Dans leur poursuite, les clients clament souvent être préoccupés d’abord par la protection de leur capital, note Ruth Mercer. La perspective de connaître de bons rendements est accessoire. « Je suis persuadée que ce n’est pas ce qu’ils ont dit à leurs conseillers, car les notes que ceux-ci ont prises durant les rencontres signalent le contraire », constate la juriste.

Voilà pourquoi il est capital de toujours conserver les notes écrites lors des rendez-vous avec les clients. Certes, il faut consigner le plus de détails possible, mais il faut porter une attention particulière aux attentes qu’expriment les clients. Ce sera très utile quand viendra le temps de demander une indemnisation à son assureur en responsabilité professionnelle, par exemple.

À ce propos d’assurance de responsabilité professionnelle, Ruth Mercer exhorte les conseillers à ne pas traîner lorsque survient une difficulté avec un client. « Communiquez avec votre courtier séance tenante, même si vous ne savez pas si vous allez être poursuivi. Vous pourrez discuter du problème avec une personne au fait de ces situations, et elle pourra vous donner des conseils pertinents », a expliqué la conférencière.

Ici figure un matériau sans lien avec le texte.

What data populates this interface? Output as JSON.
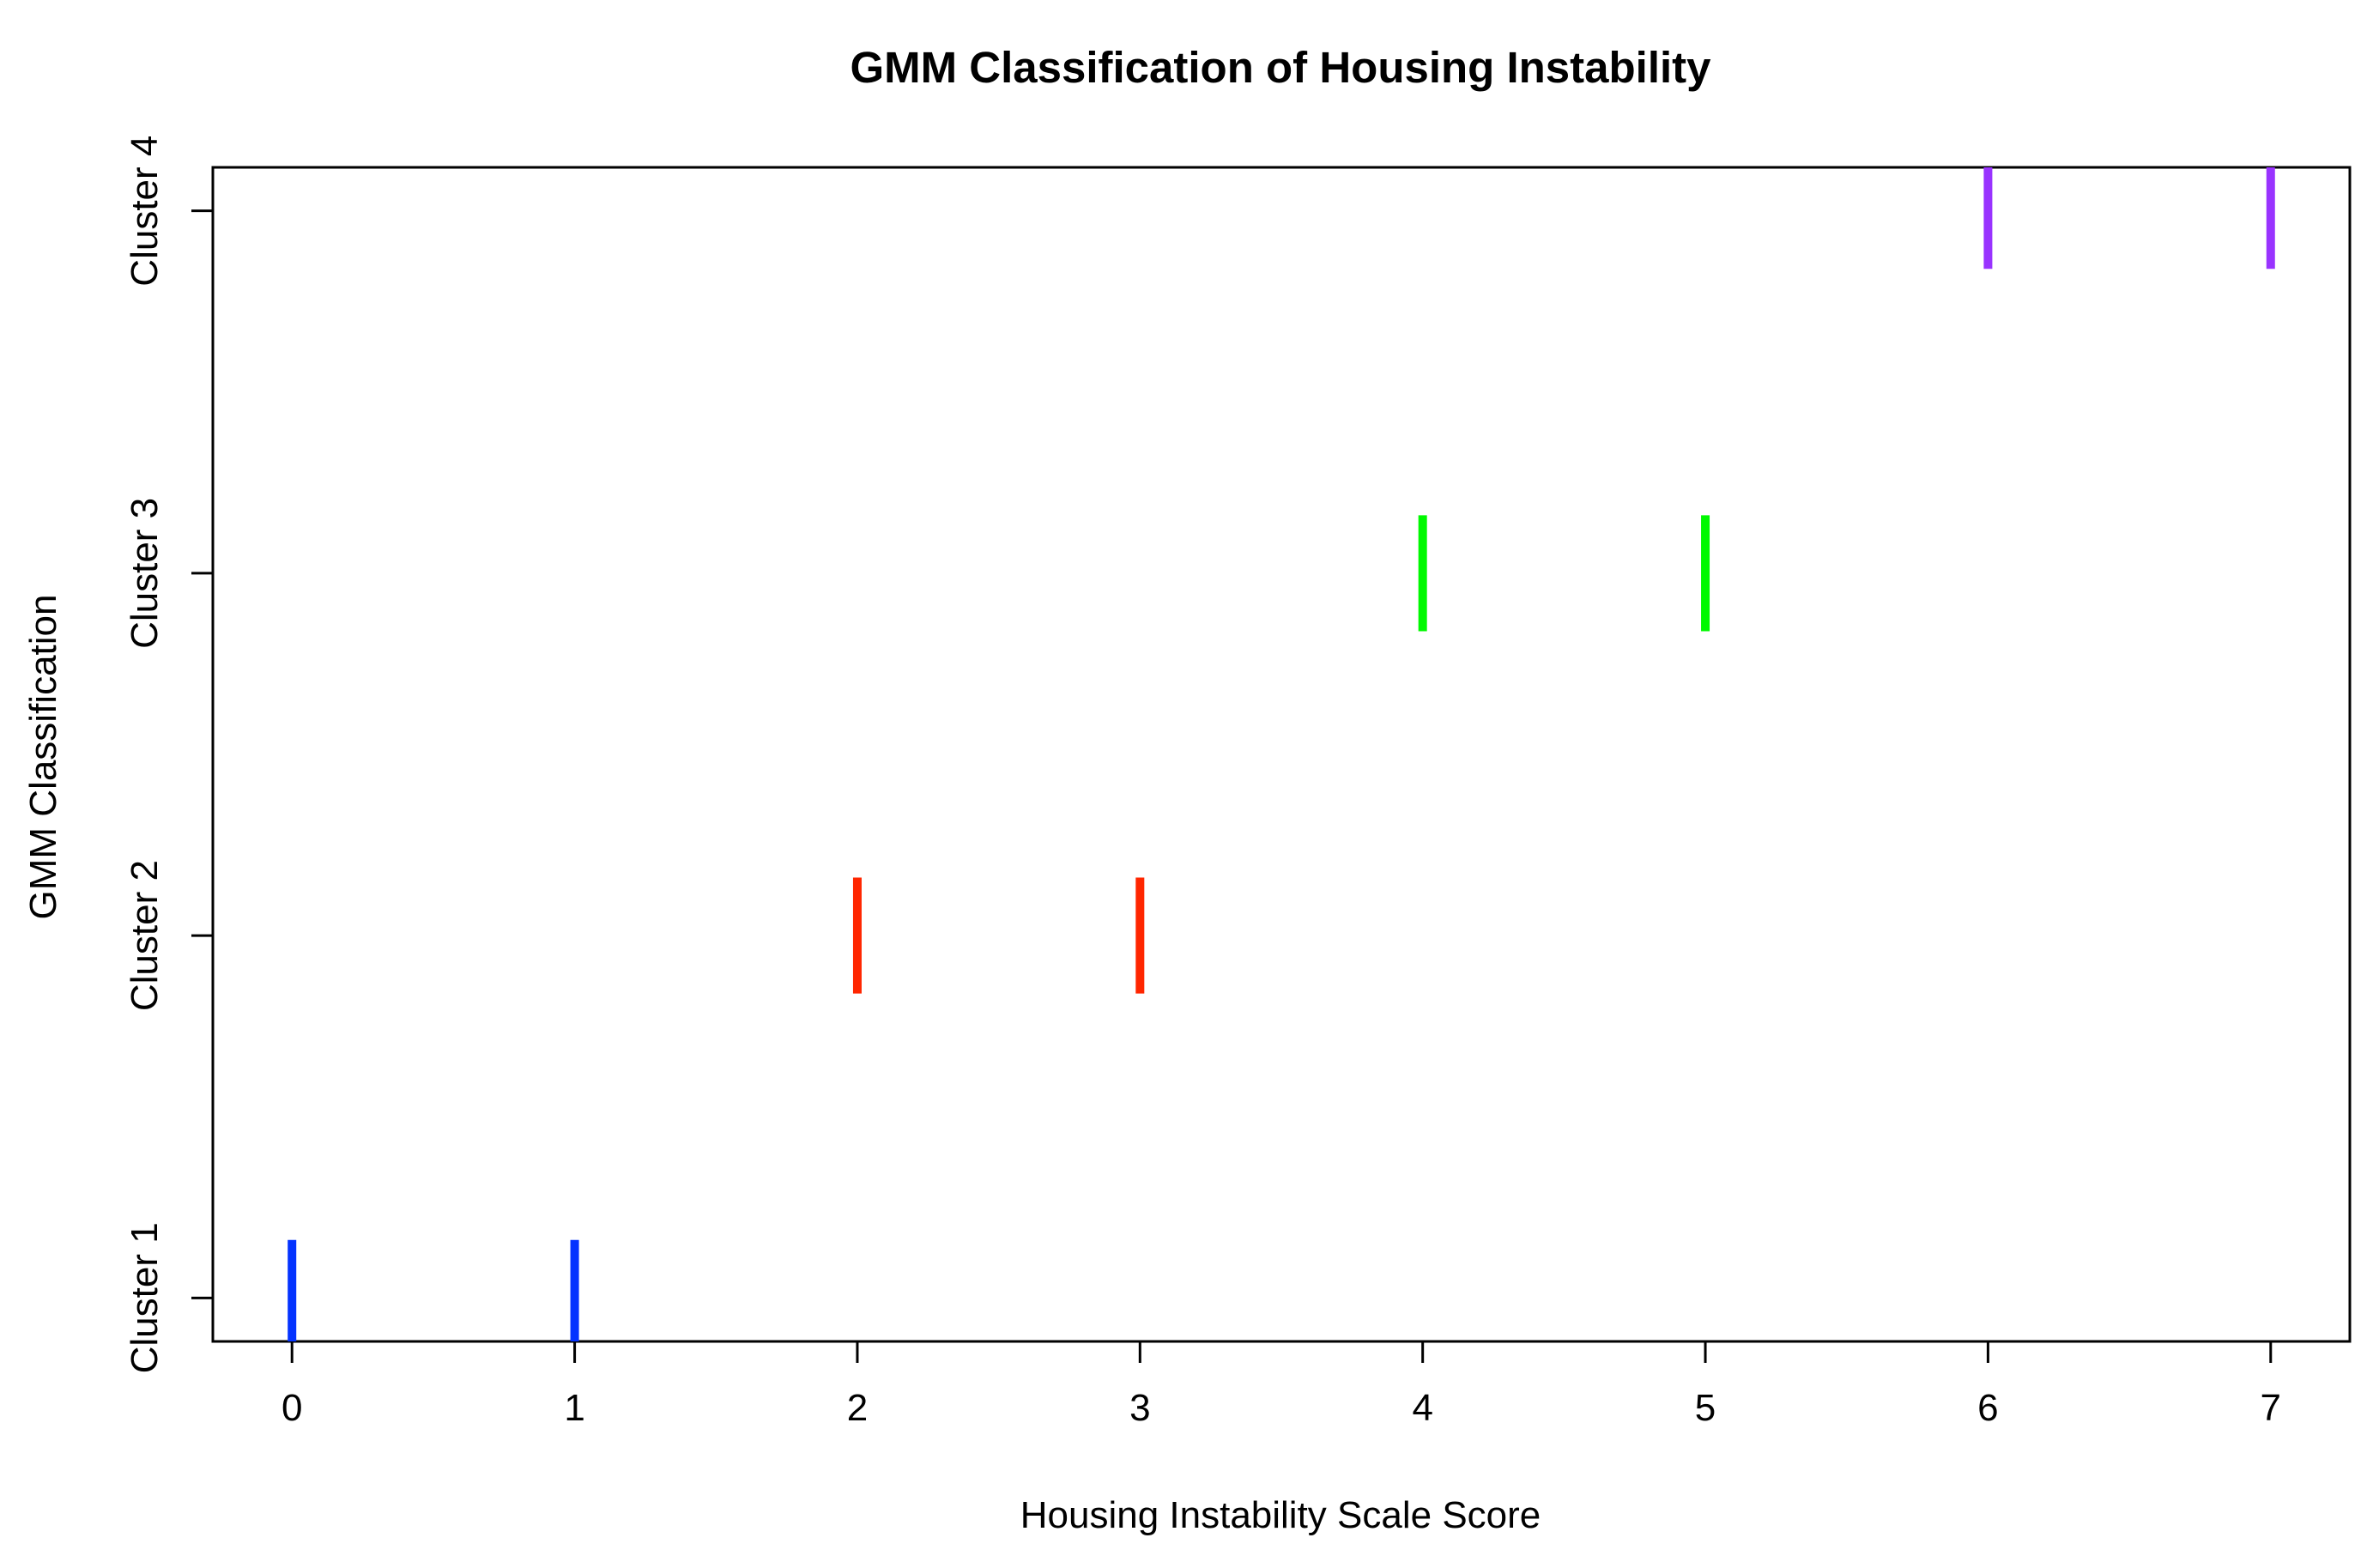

Les conseillers qui réagissent rapidement font jouer le temps en leur faveur. Ils peuvent poser des questions aux éventuels témoins, évaluer l’étendue financière des dégâts et préparer leur défense.

Et puis, les conseillers doivent savoir qu’ils demeurent innocents jusqu’à preuve du contraire, dit Ruth Mercer. Entre temps, ils doivent tenir leur langue. Si une poursuite leur est signifiée, en aucun cas doivent-ils parler à la partie adverse tant qu’ils n’ont pas quelqu’un qui s’occupe de les défendre. Dans ces situations compliquées, où les conseillers ne sont pas favorisés par les tribunaux, le silence est d’or.